Эйла подумала, что Джондалар тоже наделен отличными способностями для работы с камнем. Но его воодушевление и искреннее желание поделиться этим чудесным открытием с Даланаром показали ей, как сильно он стосковался по родному дому.
Когда они жили вдвоем в ее пещере, Эйла со страхом думала о встрече с неизвестным племенем Других, она считала, что Джондалар стремится покинуть ее долину, потому что просто не хочет жить в таком уединении. До сих пор она не понимала, как велико его желание вернуться домой. А сейчас на нее будто снизошло озарение, некое глубокое внутреннее осознание: она поняла, что ни в каком другом месте он не будет по-настоящему счастлив.
Хотя сама Эйла отчаянно тосковала по своему сыну и по некоторым людям Клана, о которых она всегда вспоминала с любовью, она не испытывала такой щемящей тоски по дому, как Джондалар, который только и мечтал поскорее вернуться в родные края, где его ждали родственники, друзья, где придерживались знакомых с детства обычаев и традиций. Покидая Клан, Эйла знала, что уходит навсегда. Для них она умерла. Если кто-то из членов Клана случайно увидит ее, то подумает, что перед ним зловещий дух. Правда, теперь, после знакомства с Другими, она поняла, что не вернется в Клан, даже если ей представится такая возможность. Прожив в Клане Брана много лет, она никогда не чувствовала себя там так спокойно и уверенно, как на Львиной стоянке. Иза была права, Эйла не принадлежала Клану; ей надо было искать сородичей среди Других.

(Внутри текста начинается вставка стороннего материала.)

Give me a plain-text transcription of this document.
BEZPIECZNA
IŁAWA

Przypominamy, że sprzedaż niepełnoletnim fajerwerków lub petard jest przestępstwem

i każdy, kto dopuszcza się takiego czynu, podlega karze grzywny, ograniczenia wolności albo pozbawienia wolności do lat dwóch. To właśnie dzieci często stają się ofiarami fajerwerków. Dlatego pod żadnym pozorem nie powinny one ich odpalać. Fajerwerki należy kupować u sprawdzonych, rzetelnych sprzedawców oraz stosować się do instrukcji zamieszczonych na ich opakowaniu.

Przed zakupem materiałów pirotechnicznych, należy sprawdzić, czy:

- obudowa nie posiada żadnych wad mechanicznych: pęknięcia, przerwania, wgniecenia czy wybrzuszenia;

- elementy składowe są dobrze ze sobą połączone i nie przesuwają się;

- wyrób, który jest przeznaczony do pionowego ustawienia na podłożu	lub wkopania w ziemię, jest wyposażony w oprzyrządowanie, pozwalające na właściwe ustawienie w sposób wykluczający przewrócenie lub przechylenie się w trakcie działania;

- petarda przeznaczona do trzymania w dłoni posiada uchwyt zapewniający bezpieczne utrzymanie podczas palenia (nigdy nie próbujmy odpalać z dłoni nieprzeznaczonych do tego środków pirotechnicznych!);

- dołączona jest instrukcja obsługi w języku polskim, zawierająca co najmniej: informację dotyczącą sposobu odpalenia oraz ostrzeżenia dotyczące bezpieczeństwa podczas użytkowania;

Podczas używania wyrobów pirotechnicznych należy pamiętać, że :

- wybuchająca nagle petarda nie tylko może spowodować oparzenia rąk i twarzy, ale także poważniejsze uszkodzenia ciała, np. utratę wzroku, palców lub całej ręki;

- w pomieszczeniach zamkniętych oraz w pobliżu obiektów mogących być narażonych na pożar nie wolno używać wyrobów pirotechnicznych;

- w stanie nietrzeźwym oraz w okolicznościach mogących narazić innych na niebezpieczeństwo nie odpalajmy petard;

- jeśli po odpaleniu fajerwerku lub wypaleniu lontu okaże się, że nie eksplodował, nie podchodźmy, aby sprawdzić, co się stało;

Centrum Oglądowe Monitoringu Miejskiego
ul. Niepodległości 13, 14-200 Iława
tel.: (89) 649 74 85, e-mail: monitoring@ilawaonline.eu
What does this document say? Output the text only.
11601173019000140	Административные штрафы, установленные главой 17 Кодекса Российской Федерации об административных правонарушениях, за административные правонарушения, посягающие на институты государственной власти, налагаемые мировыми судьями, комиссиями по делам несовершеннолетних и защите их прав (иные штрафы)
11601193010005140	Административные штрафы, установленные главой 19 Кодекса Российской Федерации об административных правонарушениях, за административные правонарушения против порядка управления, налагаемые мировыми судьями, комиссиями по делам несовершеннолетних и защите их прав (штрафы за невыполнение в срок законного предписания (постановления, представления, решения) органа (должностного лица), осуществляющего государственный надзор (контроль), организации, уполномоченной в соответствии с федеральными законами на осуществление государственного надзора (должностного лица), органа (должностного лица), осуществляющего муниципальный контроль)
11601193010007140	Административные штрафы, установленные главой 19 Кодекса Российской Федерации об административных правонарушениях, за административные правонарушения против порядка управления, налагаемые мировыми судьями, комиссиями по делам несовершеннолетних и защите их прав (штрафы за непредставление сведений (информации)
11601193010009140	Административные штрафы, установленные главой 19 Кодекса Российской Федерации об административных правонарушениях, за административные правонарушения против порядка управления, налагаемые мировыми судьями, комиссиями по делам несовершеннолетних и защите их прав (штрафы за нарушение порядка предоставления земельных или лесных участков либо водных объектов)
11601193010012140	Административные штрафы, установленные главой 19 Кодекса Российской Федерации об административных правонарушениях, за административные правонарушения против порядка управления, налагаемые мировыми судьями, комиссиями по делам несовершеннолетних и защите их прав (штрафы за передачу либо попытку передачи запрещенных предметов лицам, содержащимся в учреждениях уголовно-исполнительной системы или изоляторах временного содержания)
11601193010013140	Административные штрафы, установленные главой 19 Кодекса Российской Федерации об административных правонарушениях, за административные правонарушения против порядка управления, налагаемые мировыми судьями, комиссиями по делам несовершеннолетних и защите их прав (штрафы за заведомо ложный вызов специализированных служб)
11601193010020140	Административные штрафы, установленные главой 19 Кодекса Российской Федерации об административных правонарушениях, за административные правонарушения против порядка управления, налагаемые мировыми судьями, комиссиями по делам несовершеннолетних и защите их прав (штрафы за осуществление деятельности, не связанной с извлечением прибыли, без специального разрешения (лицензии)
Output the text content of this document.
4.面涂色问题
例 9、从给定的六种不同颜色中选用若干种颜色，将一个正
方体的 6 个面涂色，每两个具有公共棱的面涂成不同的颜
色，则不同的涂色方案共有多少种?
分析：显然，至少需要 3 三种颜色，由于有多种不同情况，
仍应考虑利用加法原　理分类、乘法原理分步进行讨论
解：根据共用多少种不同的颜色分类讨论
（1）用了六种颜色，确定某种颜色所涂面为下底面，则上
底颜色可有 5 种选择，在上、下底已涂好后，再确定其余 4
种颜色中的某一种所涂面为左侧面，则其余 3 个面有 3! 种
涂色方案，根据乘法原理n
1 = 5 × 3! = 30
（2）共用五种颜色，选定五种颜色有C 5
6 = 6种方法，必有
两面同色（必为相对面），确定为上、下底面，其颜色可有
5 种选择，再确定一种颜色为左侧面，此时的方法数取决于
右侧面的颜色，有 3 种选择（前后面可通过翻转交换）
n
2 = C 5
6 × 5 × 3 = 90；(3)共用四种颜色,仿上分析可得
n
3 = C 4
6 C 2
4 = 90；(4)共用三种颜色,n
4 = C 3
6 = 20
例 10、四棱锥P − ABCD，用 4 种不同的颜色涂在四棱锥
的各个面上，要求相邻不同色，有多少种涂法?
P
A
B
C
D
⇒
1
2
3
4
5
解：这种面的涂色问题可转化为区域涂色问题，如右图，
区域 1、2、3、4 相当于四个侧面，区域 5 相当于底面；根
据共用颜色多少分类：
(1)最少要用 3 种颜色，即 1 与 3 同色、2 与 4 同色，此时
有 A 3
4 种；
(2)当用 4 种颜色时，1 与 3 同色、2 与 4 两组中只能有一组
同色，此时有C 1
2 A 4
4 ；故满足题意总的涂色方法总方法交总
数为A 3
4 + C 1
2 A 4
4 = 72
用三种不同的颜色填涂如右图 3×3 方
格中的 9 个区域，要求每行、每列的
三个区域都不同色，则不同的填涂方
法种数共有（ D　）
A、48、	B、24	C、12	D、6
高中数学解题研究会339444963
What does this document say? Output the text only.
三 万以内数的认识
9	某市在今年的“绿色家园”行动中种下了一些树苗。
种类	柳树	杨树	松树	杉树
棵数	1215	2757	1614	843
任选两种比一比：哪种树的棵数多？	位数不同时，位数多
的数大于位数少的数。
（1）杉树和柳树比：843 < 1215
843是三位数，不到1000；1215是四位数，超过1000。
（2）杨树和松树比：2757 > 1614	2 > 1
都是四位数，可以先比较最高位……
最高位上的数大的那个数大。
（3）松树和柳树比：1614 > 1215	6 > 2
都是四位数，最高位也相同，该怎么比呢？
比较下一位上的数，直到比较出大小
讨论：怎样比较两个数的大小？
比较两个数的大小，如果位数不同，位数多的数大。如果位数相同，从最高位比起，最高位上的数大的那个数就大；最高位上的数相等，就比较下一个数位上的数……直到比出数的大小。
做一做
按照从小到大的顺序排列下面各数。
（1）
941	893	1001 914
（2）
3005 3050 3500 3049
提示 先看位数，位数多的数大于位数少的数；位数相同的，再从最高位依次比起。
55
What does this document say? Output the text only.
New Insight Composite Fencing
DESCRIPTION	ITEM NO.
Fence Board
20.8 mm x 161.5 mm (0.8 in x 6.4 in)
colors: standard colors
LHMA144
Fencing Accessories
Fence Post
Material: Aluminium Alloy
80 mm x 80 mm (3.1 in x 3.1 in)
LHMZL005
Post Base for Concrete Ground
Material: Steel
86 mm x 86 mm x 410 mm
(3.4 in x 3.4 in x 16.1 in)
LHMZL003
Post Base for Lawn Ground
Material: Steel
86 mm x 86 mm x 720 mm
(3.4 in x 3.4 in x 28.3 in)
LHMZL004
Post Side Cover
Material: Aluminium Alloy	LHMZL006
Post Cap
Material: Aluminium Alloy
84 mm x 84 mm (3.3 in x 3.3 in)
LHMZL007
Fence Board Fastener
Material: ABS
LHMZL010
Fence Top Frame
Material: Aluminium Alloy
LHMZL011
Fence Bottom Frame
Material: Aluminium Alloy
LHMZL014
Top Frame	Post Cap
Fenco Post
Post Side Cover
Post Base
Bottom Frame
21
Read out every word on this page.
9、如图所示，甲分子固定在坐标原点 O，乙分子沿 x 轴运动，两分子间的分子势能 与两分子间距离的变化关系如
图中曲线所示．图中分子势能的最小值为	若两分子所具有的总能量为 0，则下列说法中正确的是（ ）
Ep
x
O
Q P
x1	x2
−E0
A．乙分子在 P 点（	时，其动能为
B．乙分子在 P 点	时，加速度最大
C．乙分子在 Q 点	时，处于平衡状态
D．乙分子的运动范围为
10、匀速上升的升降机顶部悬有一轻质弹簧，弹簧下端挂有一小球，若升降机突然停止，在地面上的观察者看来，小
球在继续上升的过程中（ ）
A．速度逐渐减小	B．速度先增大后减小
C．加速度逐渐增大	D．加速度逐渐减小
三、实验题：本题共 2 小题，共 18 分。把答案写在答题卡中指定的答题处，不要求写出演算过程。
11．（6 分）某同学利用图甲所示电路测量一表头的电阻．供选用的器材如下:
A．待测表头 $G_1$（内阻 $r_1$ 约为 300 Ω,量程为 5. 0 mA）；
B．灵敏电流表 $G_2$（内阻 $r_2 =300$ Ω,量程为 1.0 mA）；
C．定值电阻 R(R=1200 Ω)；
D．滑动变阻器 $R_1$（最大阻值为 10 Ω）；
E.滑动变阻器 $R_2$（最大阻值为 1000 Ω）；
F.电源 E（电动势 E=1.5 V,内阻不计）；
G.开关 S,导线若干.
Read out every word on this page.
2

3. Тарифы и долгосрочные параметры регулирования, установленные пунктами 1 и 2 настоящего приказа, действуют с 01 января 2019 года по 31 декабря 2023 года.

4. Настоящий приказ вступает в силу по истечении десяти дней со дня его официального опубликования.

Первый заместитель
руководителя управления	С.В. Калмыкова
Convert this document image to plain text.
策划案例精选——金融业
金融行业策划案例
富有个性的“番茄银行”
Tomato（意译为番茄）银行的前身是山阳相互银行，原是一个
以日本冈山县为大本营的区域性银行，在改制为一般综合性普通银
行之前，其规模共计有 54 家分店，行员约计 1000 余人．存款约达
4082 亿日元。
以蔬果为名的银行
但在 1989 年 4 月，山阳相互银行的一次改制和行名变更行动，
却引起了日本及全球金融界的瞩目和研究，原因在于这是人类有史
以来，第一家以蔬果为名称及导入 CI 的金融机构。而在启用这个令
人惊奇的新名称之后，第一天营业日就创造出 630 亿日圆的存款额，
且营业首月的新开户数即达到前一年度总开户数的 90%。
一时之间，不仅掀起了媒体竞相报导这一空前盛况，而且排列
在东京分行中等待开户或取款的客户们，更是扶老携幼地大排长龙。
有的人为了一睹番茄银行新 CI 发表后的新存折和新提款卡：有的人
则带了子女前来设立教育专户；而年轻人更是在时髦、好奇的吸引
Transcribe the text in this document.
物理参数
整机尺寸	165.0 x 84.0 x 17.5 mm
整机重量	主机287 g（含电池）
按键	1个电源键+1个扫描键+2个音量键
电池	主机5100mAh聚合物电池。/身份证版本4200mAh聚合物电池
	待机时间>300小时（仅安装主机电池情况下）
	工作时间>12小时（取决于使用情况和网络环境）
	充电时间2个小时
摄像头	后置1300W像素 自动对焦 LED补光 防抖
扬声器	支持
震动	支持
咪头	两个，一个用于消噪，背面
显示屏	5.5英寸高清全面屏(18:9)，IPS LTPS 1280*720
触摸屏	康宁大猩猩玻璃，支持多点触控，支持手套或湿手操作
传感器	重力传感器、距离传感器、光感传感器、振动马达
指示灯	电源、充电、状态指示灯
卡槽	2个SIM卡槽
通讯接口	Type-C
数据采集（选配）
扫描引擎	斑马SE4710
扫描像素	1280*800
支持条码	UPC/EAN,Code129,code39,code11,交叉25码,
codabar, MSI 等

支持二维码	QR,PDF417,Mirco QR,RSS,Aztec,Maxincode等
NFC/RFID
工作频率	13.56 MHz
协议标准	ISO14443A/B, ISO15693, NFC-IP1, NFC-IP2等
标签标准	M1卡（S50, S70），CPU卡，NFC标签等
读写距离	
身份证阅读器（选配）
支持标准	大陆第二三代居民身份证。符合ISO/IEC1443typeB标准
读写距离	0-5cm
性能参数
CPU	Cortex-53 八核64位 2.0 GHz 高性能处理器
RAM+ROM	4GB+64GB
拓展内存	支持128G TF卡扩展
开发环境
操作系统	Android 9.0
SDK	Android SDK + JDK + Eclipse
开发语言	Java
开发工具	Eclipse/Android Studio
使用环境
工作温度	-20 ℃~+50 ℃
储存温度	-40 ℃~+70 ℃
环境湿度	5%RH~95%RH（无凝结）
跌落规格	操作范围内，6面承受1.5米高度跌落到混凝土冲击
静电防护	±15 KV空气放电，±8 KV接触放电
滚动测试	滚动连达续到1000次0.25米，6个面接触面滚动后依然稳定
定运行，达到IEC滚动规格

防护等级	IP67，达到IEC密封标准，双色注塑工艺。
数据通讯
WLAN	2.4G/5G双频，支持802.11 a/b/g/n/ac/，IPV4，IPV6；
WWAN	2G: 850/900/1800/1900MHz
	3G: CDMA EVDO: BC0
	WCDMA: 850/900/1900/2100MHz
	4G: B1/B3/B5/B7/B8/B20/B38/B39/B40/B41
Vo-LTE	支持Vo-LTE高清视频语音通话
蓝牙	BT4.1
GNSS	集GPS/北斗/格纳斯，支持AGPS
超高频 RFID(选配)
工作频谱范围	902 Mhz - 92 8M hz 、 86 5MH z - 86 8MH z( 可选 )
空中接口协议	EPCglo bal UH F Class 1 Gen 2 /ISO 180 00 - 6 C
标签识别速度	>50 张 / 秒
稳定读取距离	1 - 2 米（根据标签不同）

Погрузившись в размышления, Эйла пропустила дальнейшее обсуждение особенностей работы с кремнем и вернулась в реальный мир, лишь услышав, что Джондалар упомянул ее имя.
— …и я думаю, Эйла гораздо лучше меня знает их методы обработки. Ведь она училась у них. Мне приходилось раньше видеть их орудия, но она первая показала мне сам процесс изготовления. Вероятно, их мастера тоже достаточно искусны, но им еще далеко до нас. Мне кажется, они не знают, что можно предварительно обработать желвак отбойником, чтобы получилась хорошая заготовка. Поэтому орудия у них массивнее и грубее, чем у нас.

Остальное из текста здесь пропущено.